- Coordinates: 29°58′38″N 90°19′00″W﻿ / ﻿29.9772°N 90.3168°W
- Carries: 4 lanes of I-310
- Crosses: LaBranche Wetlands
- Locale: St. Charles Parish
- Maintained by: LA DOTD

Characteristics
- Total length: 7,902 meters (25,925 feet)

History
- Opened: 1992

Location
- Interactive map of LaBranche Wetlands Bridge

= LaBranche Wetlands Bridge =

The LaBranche Wetlands Bridge is a concrete trestle bridge in the U.S. state of Louisiana. With a total length of 25,925 ft, it is one of the longest bridges in the world. The bridge carries Interstate 310 over the LaBranche Wetlands in St. Charles Parish. The bridge opened in 1992.
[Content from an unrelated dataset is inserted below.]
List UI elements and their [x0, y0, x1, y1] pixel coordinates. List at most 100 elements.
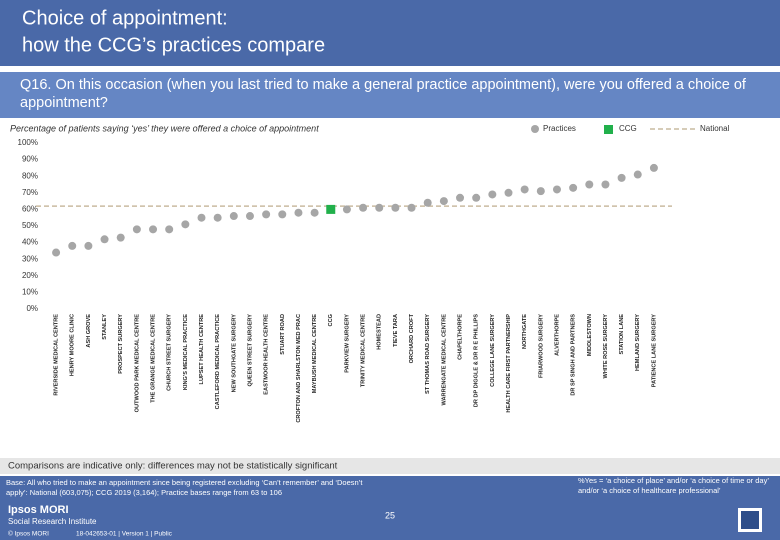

The LaBranche Wetlands Bridge was constructed using a method known as "end-on construction" to avoid damaging the environmentally sensitive LaBranche Wetlands. This is a top-down technique in which construction platforms are mounted on concrete piles to avoid disrupting the environment below. From these platforms, the next set of piles and bridge viaducts are placed, allowing the platform to progress forward for the next set. The bridge won the 1992 Build America award in the Highway Division category.